In any case, there are initial signs.

According to the International Atomic Energy Agency (IAEA), North Korea recently put a second nuclear reactor into operation.

At the end of December, IAEA Director Rafael Grossi spoke of a “reason for concern”.

The light water reactor, which is located on the site of the Yongbyon nuclear facility north of the capital Pyongyang, could produce weapons-grade “plutonium that can be separated during reprocessing.”

It is unclear how many nuclear bombs North Korea currently has.

Estimates range from a few dozen to more than 100 nuclear warheads.

Expert Pacheco Pardo believes that North Korea is currently working on reducing the size of these warheads so that they can be mounted on ICBMs.

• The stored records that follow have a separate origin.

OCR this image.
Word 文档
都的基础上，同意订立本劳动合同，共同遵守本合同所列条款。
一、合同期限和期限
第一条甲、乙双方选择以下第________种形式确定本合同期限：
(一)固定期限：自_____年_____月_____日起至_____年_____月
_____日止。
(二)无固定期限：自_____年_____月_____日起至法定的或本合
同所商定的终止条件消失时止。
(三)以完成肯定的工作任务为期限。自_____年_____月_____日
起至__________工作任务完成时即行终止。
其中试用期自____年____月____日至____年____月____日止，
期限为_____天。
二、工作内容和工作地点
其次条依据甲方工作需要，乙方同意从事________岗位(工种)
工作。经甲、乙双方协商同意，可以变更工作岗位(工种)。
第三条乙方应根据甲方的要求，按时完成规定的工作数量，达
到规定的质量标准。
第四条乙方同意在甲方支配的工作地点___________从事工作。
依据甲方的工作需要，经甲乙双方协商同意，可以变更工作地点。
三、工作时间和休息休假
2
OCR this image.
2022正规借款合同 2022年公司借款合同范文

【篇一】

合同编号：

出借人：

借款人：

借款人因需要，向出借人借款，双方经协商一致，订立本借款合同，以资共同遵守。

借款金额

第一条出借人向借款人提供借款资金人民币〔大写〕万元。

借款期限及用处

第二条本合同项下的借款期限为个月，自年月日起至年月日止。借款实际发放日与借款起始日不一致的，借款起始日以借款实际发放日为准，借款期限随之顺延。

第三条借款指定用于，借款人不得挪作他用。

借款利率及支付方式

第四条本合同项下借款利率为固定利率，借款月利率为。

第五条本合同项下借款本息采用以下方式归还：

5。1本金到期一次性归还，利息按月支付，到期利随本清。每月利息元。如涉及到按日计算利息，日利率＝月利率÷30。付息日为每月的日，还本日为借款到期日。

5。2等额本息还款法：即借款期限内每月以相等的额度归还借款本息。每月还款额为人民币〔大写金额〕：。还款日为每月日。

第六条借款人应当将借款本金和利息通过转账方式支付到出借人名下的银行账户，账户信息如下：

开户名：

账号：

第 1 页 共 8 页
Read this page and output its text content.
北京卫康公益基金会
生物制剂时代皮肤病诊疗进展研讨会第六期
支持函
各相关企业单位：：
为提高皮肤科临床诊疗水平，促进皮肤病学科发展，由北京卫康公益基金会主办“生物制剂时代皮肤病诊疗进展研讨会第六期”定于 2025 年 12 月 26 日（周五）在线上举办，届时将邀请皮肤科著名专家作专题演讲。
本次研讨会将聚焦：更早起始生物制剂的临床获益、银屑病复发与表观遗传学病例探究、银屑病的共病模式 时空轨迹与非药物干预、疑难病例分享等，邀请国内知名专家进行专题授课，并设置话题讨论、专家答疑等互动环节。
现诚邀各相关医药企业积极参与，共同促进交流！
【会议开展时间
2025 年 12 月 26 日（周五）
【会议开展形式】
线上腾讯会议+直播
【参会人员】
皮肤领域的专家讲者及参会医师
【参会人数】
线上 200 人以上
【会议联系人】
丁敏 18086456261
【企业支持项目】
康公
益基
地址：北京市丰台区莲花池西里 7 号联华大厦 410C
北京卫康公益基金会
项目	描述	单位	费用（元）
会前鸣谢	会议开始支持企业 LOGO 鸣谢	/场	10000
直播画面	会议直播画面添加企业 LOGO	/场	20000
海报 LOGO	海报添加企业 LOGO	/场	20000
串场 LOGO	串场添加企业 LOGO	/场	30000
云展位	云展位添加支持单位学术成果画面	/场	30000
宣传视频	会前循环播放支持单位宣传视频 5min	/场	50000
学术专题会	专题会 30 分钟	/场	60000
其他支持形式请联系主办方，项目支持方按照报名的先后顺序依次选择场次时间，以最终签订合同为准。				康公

A seventh nuclear test could provide the regime with important insights into this.

But it is also possible that Kim simply wants to test a nuclear bomb with greater explosive power.

“But I don’t expect a major technological leap because, from what we know, the North’s nuclear weapons are already very advanced,” said Pacheco Pardo.

He suspects that Kim is primarily concerned with a political message: "A test would once again make it clear to the international community that North Korea is a nuclear power and that this can no longer be changed."

What role do China and Russia play?

A seventh nuclear test could hardly be stopped.

Since the failed meeting between Kim Jong-un and then US President Donald Trump in Hanoi in February 2019, there has been no progress in disarmament negotiations with North Korea.

“I don’t think the West can do much,” says Pacheco Pardo.

He points out that the United Nations had already failed in 2006 to prevent North Korea's first nuclear test, which Kim's father Kim Jong-il had carried out in 2006.

Today, North Korea only maintains significant diplomatic contacts with China and Russia.

Beijing, however, regularly emphasizes that China has good relations with its neighboring country;

But that doesn't mean that you can also exert influence on Kim Jong-un.

The relationship between Pyongyang and Moscow is also complex: Vladimir Putin depends on arms deliveries from North Korea to keep the war in Ukraine going, Kim Jong-un on Russian high technology.

It is now up to Beijing and Moscow to show Kim Jong-un where their red lines lie, said former US intelligence officer Sydney Seiler at the CSIS event.

“I have every reason to believe that China does not want instability and war on the Korean peninsula,” said Seiler.

“But I’m not so sure whether Vladimir Putin is so vehemently against it.”

For Ramon Pacheco Pardo, diplomatic advances don't make much of a difference anyway.

“North Korea already has nuclear weapons, and it also has missiles.

So we can just carry on as before,” he says.

Also because it can obtain the necessary technologies and materials via global smuggling networks.

“And Russia and China can’t stop that either.”